Are altcoins safe to invest in?

Investing in altcoins, like any investment, comes with a degree of risk. While some altcoins have the potential to provide high returns, it’s vital to remember that the cryptocurrency market is highly volatile, and prices fluctuate regularly. As such, conducting thorough research before investing in an altcoin is crucial.

We recommend joining crypto communities and groups which give reputable crypto trading signals, such as our BeInCrypto free premium Telegram channel. Learning basic technical analysis and keeping note of price predictions and key market sentiments relevant to the crypto you are interested in is also worthwhile. As a precaution, always diversify your portfolio, and don’t invest more than you can afford to lose.

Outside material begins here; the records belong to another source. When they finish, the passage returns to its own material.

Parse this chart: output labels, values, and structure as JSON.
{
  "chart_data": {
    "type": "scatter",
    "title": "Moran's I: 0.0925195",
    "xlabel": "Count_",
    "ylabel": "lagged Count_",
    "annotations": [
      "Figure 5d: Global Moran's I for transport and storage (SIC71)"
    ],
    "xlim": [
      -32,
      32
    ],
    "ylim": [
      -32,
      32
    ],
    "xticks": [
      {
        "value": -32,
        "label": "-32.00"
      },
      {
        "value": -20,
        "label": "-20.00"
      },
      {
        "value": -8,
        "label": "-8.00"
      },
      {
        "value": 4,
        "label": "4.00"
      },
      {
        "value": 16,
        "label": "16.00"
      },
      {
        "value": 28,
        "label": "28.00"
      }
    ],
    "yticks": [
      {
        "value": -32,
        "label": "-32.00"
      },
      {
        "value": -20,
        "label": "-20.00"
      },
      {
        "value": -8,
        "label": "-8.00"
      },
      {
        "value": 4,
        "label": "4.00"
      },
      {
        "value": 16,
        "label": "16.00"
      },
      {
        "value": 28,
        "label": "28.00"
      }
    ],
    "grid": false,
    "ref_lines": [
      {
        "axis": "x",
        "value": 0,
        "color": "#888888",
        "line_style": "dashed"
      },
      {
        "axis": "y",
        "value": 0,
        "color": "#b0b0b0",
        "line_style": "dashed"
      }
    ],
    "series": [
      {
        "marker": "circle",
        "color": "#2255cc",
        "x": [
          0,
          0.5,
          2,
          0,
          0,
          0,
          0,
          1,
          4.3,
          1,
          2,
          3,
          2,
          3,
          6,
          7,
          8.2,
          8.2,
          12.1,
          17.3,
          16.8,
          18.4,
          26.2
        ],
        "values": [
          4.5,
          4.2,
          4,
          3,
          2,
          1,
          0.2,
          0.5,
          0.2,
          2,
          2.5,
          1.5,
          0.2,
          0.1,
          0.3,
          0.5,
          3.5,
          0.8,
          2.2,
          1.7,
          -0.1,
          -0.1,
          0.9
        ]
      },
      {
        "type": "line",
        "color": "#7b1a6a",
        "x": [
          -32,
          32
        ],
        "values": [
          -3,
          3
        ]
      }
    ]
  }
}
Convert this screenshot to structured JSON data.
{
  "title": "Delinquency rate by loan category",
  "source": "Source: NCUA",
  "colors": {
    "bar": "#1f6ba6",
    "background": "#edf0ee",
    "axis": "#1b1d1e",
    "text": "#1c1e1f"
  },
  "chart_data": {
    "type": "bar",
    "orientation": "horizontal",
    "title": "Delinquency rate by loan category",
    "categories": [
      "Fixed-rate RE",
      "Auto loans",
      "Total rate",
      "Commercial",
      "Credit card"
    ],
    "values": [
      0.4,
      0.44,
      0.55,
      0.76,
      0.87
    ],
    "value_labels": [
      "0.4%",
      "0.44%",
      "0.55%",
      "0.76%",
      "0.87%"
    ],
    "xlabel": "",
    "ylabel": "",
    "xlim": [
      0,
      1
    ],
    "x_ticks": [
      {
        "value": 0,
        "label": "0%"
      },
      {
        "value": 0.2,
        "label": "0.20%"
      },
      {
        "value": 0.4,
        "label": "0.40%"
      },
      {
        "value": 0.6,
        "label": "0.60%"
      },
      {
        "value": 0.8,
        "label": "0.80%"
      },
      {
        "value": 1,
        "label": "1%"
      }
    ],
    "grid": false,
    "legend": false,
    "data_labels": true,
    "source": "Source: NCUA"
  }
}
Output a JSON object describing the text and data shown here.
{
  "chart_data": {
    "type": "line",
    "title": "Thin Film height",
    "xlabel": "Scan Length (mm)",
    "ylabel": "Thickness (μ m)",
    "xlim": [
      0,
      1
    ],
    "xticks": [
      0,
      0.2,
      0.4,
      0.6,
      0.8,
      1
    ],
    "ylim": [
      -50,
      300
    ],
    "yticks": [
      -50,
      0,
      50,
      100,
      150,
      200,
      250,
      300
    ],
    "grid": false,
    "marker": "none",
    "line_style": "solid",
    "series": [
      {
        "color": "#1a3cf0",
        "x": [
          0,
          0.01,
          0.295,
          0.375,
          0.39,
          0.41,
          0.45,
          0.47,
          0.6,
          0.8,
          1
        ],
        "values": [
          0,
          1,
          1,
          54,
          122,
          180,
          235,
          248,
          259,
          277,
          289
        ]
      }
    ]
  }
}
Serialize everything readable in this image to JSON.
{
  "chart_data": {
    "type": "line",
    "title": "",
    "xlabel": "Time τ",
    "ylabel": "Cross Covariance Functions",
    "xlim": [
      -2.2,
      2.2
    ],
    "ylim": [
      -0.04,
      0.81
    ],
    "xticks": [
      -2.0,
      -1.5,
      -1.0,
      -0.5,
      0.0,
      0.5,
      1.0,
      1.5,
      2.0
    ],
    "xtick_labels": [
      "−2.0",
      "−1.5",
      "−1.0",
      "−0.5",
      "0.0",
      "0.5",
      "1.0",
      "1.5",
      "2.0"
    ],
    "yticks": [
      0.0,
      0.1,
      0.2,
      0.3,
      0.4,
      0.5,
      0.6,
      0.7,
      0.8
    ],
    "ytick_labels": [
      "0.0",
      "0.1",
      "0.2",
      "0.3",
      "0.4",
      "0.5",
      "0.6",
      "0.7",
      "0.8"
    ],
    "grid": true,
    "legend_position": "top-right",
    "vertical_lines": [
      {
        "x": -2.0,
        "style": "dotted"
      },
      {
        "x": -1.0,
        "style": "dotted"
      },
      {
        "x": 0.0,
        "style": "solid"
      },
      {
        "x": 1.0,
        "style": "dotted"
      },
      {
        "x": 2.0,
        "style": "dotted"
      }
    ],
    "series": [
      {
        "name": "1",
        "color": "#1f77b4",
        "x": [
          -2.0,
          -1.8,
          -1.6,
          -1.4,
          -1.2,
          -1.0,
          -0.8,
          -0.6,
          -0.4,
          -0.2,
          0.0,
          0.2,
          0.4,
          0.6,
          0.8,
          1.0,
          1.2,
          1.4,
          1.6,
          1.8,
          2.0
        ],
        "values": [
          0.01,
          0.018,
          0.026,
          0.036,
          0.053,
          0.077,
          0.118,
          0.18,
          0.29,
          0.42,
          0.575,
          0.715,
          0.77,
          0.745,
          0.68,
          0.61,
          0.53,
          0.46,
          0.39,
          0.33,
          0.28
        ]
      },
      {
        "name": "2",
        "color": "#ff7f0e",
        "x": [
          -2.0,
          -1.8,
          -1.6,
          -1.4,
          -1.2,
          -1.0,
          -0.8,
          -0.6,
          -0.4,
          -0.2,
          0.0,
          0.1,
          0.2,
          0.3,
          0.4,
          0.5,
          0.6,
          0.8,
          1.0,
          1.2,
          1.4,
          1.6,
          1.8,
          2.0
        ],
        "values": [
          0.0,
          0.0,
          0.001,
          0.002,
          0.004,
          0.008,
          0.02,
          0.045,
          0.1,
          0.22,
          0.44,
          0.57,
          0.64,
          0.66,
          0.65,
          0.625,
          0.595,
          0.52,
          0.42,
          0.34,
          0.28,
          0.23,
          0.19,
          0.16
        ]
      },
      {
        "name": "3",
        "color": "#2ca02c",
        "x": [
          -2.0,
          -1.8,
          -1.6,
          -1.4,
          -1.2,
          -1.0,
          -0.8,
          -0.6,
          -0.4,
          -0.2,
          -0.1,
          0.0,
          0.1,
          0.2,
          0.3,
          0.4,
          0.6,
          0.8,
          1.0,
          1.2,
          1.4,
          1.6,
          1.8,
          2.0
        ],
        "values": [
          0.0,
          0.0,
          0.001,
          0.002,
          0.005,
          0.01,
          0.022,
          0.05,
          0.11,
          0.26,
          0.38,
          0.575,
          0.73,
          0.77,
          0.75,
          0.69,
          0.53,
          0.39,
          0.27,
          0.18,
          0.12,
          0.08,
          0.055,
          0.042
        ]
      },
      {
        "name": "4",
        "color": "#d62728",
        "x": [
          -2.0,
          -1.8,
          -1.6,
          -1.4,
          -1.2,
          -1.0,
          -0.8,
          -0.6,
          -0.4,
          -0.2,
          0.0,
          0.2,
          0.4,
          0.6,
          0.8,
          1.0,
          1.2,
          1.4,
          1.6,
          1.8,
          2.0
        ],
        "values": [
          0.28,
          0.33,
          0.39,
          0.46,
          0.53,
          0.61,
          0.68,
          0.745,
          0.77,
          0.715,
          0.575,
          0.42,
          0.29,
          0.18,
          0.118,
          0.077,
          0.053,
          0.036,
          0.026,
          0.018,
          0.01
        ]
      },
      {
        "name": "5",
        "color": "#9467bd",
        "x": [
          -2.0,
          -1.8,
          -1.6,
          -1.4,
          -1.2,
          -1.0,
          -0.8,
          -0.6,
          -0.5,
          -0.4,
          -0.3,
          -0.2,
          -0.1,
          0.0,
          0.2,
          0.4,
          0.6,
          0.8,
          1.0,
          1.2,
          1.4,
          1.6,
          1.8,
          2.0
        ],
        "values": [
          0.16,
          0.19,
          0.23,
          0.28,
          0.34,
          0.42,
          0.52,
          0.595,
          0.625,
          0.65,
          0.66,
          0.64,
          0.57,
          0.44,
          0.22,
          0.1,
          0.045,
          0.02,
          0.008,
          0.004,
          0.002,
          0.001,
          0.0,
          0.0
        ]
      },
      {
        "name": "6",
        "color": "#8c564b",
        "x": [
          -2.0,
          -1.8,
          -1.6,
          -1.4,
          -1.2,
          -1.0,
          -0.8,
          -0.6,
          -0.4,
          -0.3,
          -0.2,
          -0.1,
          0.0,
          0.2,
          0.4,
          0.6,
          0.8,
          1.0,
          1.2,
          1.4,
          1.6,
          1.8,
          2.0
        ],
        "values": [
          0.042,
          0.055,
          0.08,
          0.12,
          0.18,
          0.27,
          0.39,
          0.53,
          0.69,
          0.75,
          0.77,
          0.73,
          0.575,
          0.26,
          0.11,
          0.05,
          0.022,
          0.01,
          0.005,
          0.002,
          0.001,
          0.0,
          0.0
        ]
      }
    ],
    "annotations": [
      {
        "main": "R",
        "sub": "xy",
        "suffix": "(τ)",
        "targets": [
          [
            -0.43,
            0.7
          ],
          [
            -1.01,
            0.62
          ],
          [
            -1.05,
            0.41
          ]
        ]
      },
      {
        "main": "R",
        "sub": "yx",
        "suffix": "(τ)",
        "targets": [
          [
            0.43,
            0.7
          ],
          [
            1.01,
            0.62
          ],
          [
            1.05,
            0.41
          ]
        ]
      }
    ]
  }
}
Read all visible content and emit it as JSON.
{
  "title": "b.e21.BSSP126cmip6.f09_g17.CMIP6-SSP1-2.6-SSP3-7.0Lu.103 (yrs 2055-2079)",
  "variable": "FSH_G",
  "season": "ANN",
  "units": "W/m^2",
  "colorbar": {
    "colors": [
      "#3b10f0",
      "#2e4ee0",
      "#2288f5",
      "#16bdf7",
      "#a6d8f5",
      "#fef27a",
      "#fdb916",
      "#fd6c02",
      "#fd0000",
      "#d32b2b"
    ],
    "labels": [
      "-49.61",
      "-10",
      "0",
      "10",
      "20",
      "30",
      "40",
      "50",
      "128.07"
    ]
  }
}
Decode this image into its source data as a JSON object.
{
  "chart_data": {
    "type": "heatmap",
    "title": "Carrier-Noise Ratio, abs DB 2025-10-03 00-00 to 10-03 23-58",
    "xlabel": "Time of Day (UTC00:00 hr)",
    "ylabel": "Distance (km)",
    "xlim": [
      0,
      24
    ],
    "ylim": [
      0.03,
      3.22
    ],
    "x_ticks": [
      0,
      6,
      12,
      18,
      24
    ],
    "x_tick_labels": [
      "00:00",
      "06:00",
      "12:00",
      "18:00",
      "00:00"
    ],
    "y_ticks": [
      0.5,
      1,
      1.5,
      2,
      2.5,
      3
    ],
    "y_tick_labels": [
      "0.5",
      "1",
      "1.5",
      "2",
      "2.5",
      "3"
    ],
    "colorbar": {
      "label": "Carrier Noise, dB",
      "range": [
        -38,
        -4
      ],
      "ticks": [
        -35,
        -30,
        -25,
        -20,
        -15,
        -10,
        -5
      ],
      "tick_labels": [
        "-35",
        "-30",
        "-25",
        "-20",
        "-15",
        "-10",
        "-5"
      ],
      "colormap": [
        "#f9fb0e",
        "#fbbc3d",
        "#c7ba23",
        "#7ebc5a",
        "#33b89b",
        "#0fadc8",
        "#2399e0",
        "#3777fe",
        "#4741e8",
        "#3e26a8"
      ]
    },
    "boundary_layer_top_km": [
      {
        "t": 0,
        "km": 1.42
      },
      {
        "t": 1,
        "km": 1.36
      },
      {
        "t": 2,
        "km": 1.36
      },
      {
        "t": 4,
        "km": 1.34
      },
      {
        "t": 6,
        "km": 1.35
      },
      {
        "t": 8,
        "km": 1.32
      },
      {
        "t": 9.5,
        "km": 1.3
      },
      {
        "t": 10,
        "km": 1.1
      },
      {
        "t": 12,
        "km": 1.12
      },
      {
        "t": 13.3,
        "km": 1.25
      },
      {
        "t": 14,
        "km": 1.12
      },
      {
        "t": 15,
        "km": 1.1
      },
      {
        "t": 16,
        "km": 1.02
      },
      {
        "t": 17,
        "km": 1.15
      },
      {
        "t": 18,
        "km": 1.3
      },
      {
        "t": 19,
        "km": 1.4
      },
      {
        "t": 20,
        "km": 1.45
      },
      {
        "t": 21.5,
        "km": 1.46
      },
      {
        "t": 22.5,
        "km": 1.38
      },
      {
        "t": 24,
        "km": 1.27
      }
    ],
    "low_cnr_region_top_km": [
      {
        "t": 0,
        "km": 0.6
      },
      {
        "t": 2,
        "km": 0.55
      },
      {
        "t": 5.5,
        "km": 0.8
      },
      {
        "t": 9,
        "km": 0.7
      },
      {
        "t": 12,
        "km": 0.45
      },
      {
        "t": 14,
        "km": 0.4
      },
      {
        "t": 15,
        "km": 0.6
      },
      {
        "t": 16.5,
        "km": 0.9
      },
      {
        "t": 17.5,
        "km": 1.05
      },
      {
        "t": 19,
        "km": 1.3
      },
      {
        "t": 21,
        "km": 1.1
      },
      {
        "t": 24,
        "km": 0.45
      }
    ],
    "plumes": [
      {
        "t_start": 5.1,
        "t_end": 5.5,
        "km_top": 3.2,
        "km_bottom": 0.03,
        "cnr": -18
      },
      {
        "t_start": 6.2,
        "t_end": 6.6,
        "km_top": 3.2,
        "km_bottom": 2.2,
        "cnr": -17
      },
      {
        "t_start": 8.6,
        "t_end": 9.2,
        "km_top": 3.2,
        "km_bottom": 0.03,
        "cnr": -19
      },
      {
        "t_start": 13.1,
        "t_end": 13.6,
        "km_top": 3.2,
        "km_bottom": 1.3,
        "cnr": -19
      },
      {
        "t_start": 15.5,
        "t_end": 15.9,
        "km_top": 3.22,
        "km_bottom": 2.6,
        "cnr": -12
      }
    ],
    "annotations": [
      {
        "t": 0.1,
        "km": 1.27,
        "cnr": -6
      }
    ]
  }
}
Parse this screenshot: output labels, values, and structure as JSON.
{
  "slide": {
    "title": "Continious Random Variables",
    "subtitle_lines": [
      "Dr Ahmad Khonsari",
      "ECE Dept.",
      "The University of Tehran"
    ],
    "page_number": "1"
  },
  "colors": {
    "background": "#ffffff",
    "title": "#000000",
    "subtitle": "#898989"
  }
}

Frequently asked questions

Are altcoins a good investment?

Altcoins can be a good investment for some people, as they have the potential to provide high returns. However, investing in any cryptocurrency, including altcoins, comes with risk. The cryptocurrency market in general is speculative, and can be influenced by many factors, including market sentiment, adoption, and regulatory changes.

Is ethereum an altcoin?

Ethereum is an altcoin as it launched in 2015 long after BTC. However, some crypto users define altcoins as assets which aren’t bitcoin or ether. Ether is regarded as the second most valuable and widely-used cryptocurrency. The Ethereum network is also a smart contract blockchain platform on which developers can build decentralized applications (DApps).

What are some altcoin examples?

Altcoin examples include litecoin (LTC), bitcoin cash (BCH), chainlink (LINK), and binance coin (BNB). According to CoinMarketCap, there are more than 21,000 altcoins, with a total market cap of more than $850 billion.

Are altcoins the real deal?

Some altcoins are legitimately exciting offerings linked with innovative and disruptive crypto projects. Many of them are built with the intention of improving the limitations of bitcoin, offering faster transaction processing times, greater security, and other advantages. However, lots of altcoins will likely fade out. Many have reputations of being “pump and dump” type scams, rather than offering legitimate utility or value.

Where can you buy altcoins?

You can buy altcoins from any cryptocurrency exchange. The exchange platform allows you to buy, sell, store, and trade different cryptocurrencies. Some popular exchanges offering various altcoins include Binance, Coinbase, and Kraken. Choosing a particular exchange involves researching its fees, supported coins, and security measures.